Yash yang baru saja meminum air di gelasnya, malah planga-plongo. Karena pertanyaan itu mungkin terkesan tiba-tiba. “Ikut aja gue ...,” jawabnya. Lalu, “Yang duluan bangun pagi, besok bangunin. Takutnya kesiangan.”

“Hah? Kesayangan?” sahut Sabine, yang membuat Cleona mengguncang pundaknya agar dia menghentikan tingkah memalukan itu.

Sementara itu, para laki-laki yang duduk di sana hanya memandangi Sabine dengan iba—sekaligus heran. “Urat respons Yash udah putus sebagian, Bine. Lo nyerah aja kata gue sih,” ujar Javindra. 

“Kenapa Yash?” tanya Sakala. “Kenapa harus ‘Yash’orangnya  maksud gue?” 

“Bukan lo aja gitu ya, Sak, yang dipilih?” tanya Zale sambil tertawa-tawa, sementara Sakala hanya mengernyit mengabaikan cibiran itu.

Sabine menggumam lama, memandangi Yash seolah-olah tatapnya tidak memengaruhi manusia patung itu. 

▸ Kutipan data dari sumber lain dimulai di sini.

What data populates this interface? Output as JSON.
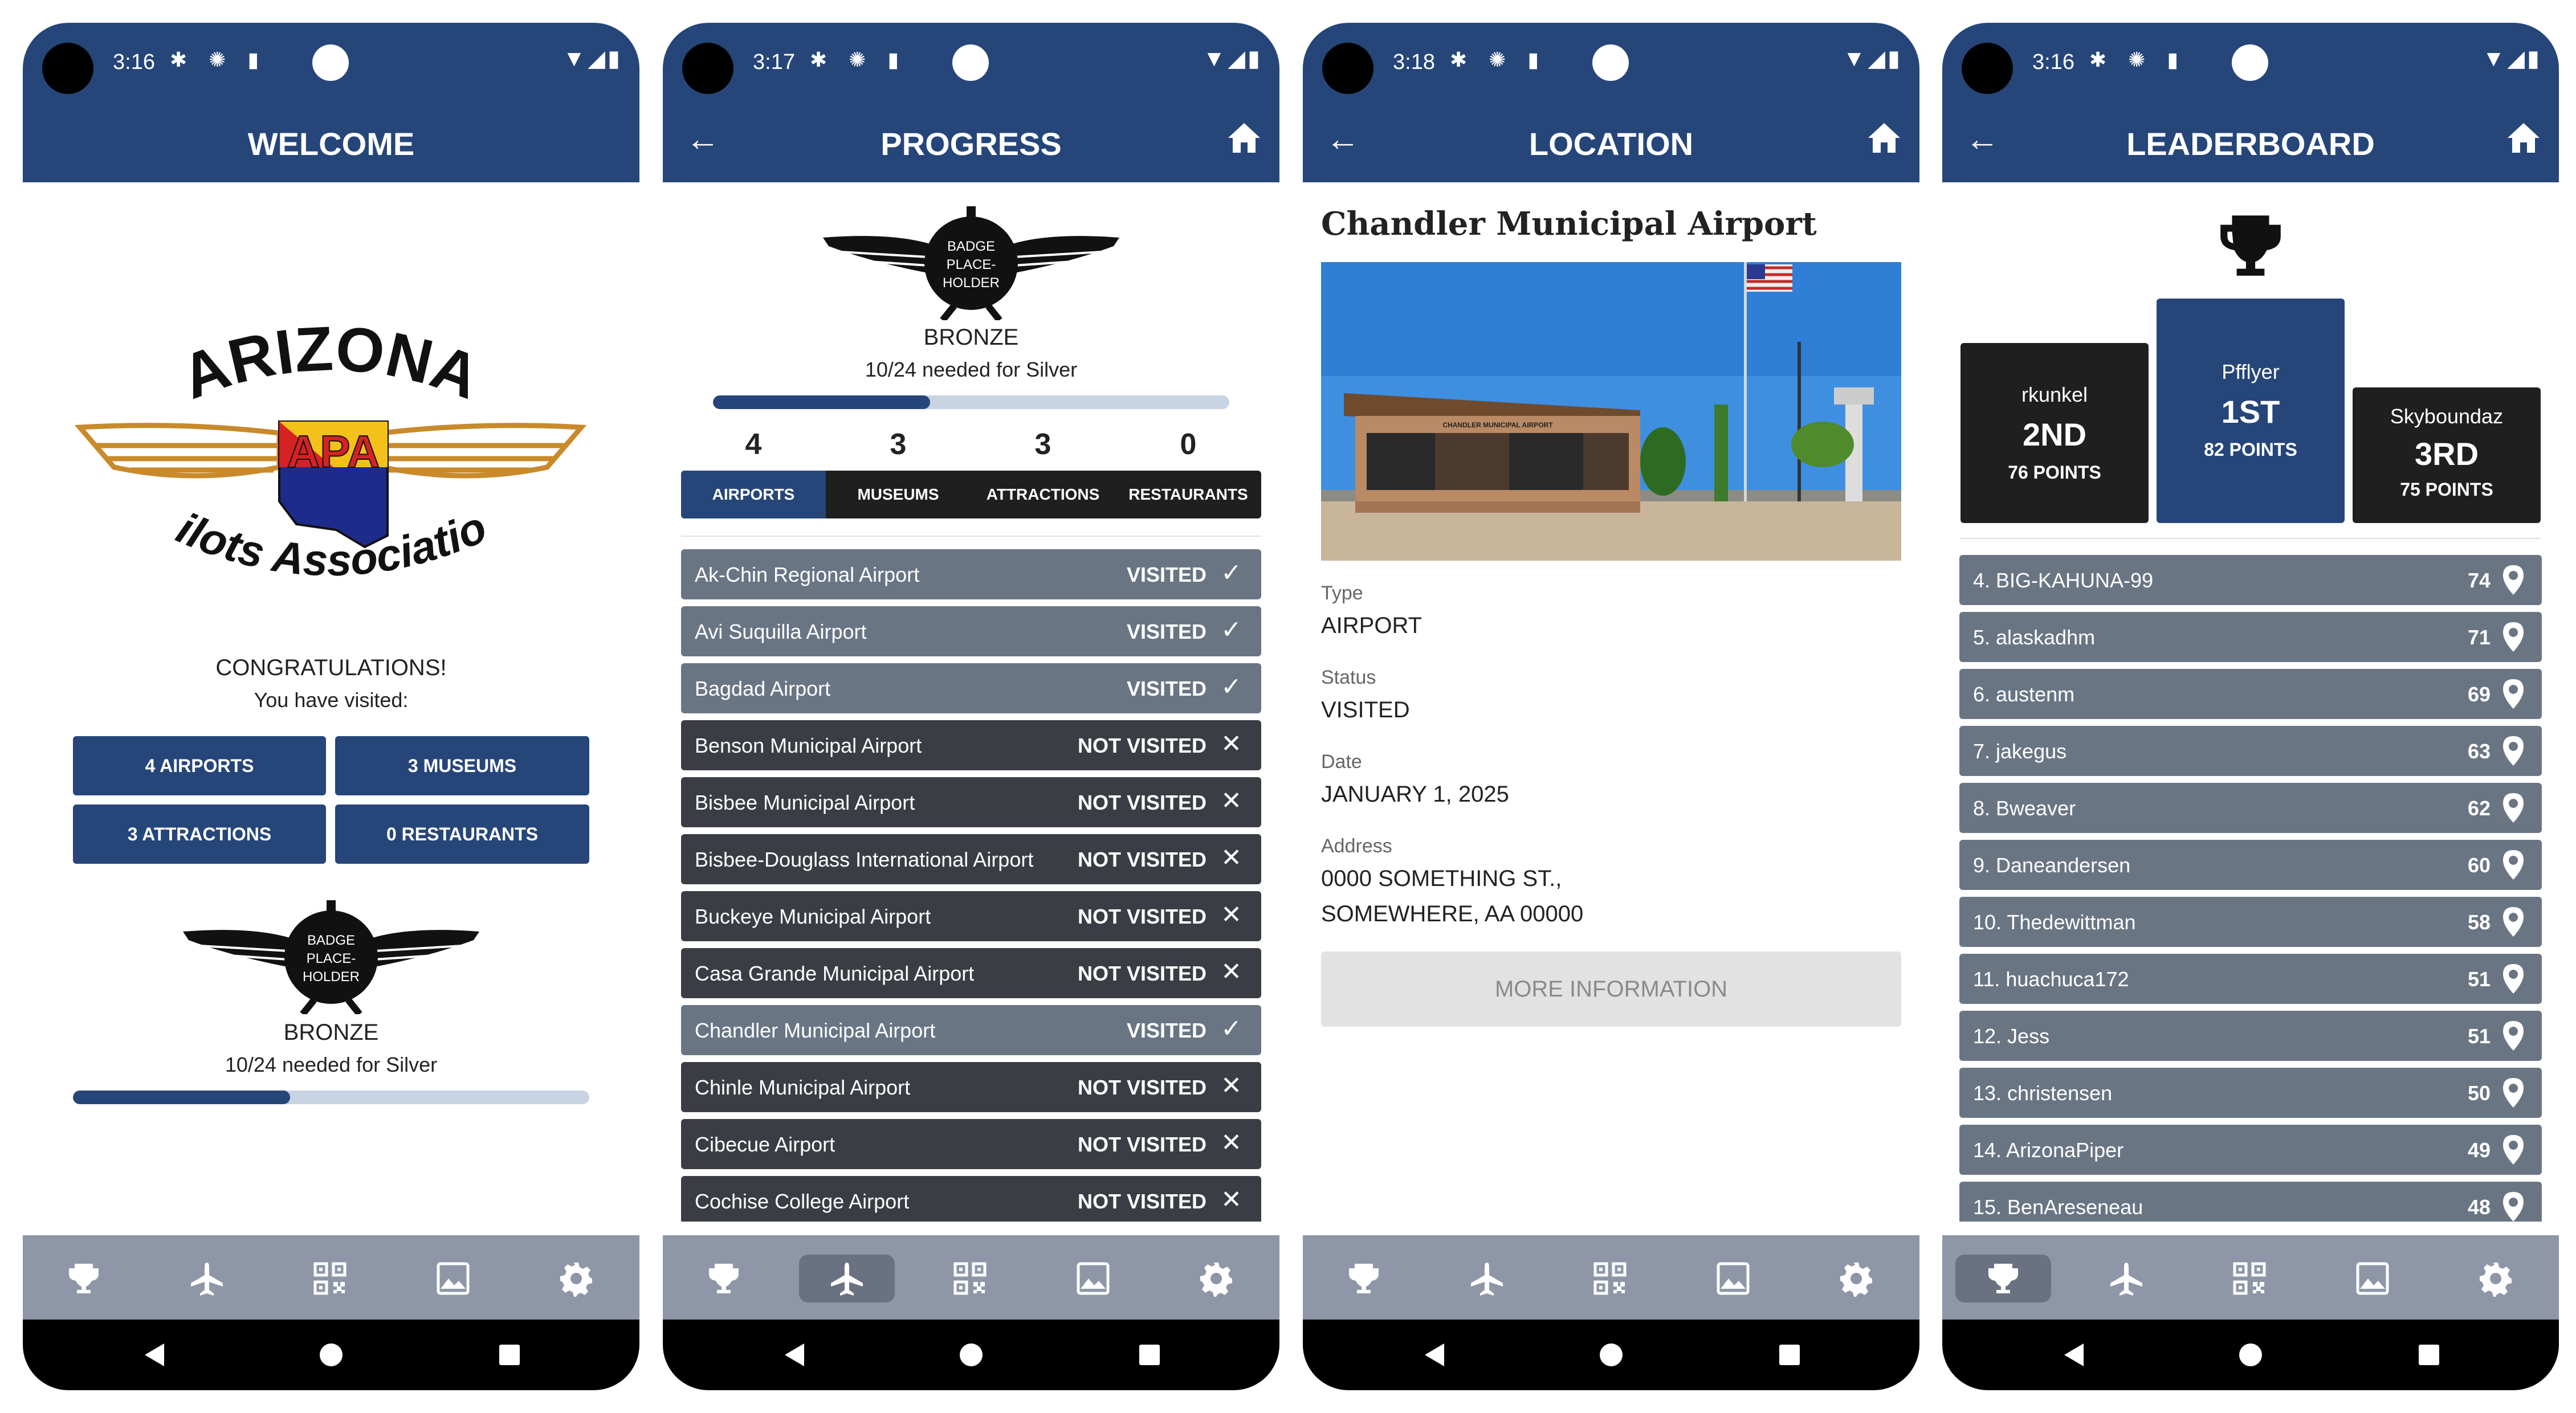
{
  "status": {
    "icons": "✱ ✺ ▮",
    "net": "▼◢▮"
  },
  "nav": {
    "back": "◀",
    "home": "●",
    "recents": "■"
  },
  "common": {
    "back_arrow": "←"
  },
  "screens": [
    {
      "time": "3:16",
      "title": "WELCOME"
    },
    {
      "time": "3:17",
      "title": "PROGRESS"
    },
    {
      "time": "3:18",
      "title": "LOCATION"
    },
    {
      "time": "3:16",
      "title": "LEADERBOARD"
    }
  ],
  "tabs": [
    "trophy-icon",
    "airplane-icon",
    "qr-code-icon",
    "gallery-icon",
    "gear-icon"
  ],
  "welcome": {
    "logo_top": "ARIZONA",
    "logo_mid": "APA",
    "logo_bottom": "Pilots Association",
    "congrats": "CONGRATULATIONS!",
    "visited_prompt": "You have visited:",
    "buttons": [
      "4 AIRPORTS",
      "3 MUSEUMS",
      "3 ATTRACTIONS",
      "0 RESTAURANTS"
    ],
    "badge_text": [
      "BADGE",
      "PLACE-",
      "HOLDER"
    ],
    "badge_level": "BRONZE",
    "badge_needed": "10/24 needed for Silver",
    "progress": 0.42
  },
  "progress": {
    "badge_text": [
      "BADGE",
      "PLACE-",
      "HOLDER"
    ],
    "badge_level": "BRONZE",
    "badge_needed": "10/24 needed for Silver",
    "progress": 0.42,
    "counts": [
      {
        "count": "4",
        "label": "AIRPORTS"
      },
      {
        "count": "3",
        "label": "MUSEUMS"
      },
      {
        "count": "3",
        "label": "ATTRACTIONS"
      },
      {
        "count": "0",
        "label": "RESTAURANTS"
      }
    ],
    "airports": [
      {
        "name": "Ak-Chin Regional Airport",
        "status": "VISITED",
        "visited": true
      },
      {
        "name": "Avi Suquilla Airport",
        "status": "VISITED",
        "visited": true
      },
      {
        "name": "Bagdad Airport",
        "status": "VISITED",
        "visited": true
      },
      {
        "name": "Benson Municipal Airport",
        "status": "NOT VISITED",
        "visited": false
      },
      {
        "name": "Bisbee Municipal Airport",
        "status": "NOT VISITED",
        "visited": false
      },
      {
        "name": "Bisbee-Douglass International Airport",
        "status": "NOT VISITED",
        "visited": false
      },
      {
        "name": "Buckeye Municipal Airport",
        "status": "NOT VISITED",
        "visited": false
      },
      {
        "name": "Casa Grande Municipal Airport",
        "status": "NOT VISITED",
        "visited": false
      },
      {
        "name": "Chandler Municipal Airport",
        "status": "VISITED",
        "visited": true
      },
      {
        "name": "Chinle Municipal Airport",
        "status": "NOT VISITED",
        "visited": false
      },
      {
        "name": "Cibecue Airport",
        "status": "NOT VISITED",
        "visited": false
      },
      {
        "name": "Cochise College Airport",
        "status": "NOT VISITED",
        "visited": false
      }
    ],
    "icon_visited": "✓",
    "icon_not_visited": "✕"
  },
  "location": {
    "name": "Chandler Municipal Airport",
    "photo_sign": "CHANDLER MUNICIPAL AIRPORT",
    "fields": [
      {
        "label": "Type",
        "value": "AIRPORT"
      },
      {
        "label": "Status",
        "value": "VISITED"
      },
      {
        "label": "Date",
        "value": "JANUARY 1, 2025"
      },
      {
        "label": "Address",
        "value": "0000 SOMETHING ST.,",
        "value2": "SOMEWHERE, AA 00000"
      }
    ],
    "more_button": "MORE INFORMATION"
  },
  "leaderboard": {
    "podium": [
      {
        "user": "Pfflyer",
        "rank": "1ST",
        "points": "82 POINTS"
      },
      {
        "user": "rkunkel",
        "rank": "2ND",
        "points": "76 POINTS"
      },
      {
        "user": "Skyboundaz",
        "rank": "3RD",
        "points": "75 POINTS"
      }
    ],
    "rows": [
      {
        "name": "4. BIG-KAHUNA-99",
        "points": "74"
      },
      {
        "name": "5. alaskadhm",
        "points": "71"
      },
      {
        "name": "6. austenm",
        "points": "69"
      },
      {
        "name": "7. jakegus",
        "points": "63"
      },
      {
        "name": "8. Bweaver",
        "points": "62"
      },
      {
        "name": "9. Daneandersen",
        "points": "60"
      },
      {
        "name": "10. Thedewittman",
        "points": "58"
      },
      {
        "name": "11. huachuca172",
        "points": "51"
      },
      {
        "name": "12. Jess",
        "points": "51"
      },
      {
        "name": "13. christensen",
        "points": "50"
      },
      {
        "name": "14. ArizonaPiper",
        "points": "49"
      },
      {
        "name": "15. BenAreseneau",
        "points": "48"
      }
    ]
  }
}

Namun, Javindra lebih dulu memiliki jawabannya. “Ya sengaja Sabine milih Yash, biar suatu saat nanti dia nggak usah bangun dapur kalau punya rumah.” Memang Javindra ini hasil berpikirnya selalu berada di luar nalar manusia normal. “Kalau Sabine beneran jadi sama Yash, mereka nggak perlu punya dapur.”

Gesang menjentikkan jari. “Setuju gue. Tempe kremasi featuring ati ampela rasa tai, apa jadinya?” 

“Gue tuh sejak awal nggak ada kepikiran buat suka sama Yash,” jelas Sabine. Seolah-olah Yash tidak ada di sana dan tidak bisa mendengar suaranya. “Gue nggak suka tipe cowok yang di-chat Senin, balasnya di akhirat kayak Yash gini.” Dia menunjuk wajah Yash.

Sementara semua sudah melepaskan tawa. 

“Tapi setelah gue pikir-pikir, ngapain harus nge-chat? Kan, nyamperin dia terus ngomong langsung juga bisa?” lanjut Sabine sambil mengangkat bahu.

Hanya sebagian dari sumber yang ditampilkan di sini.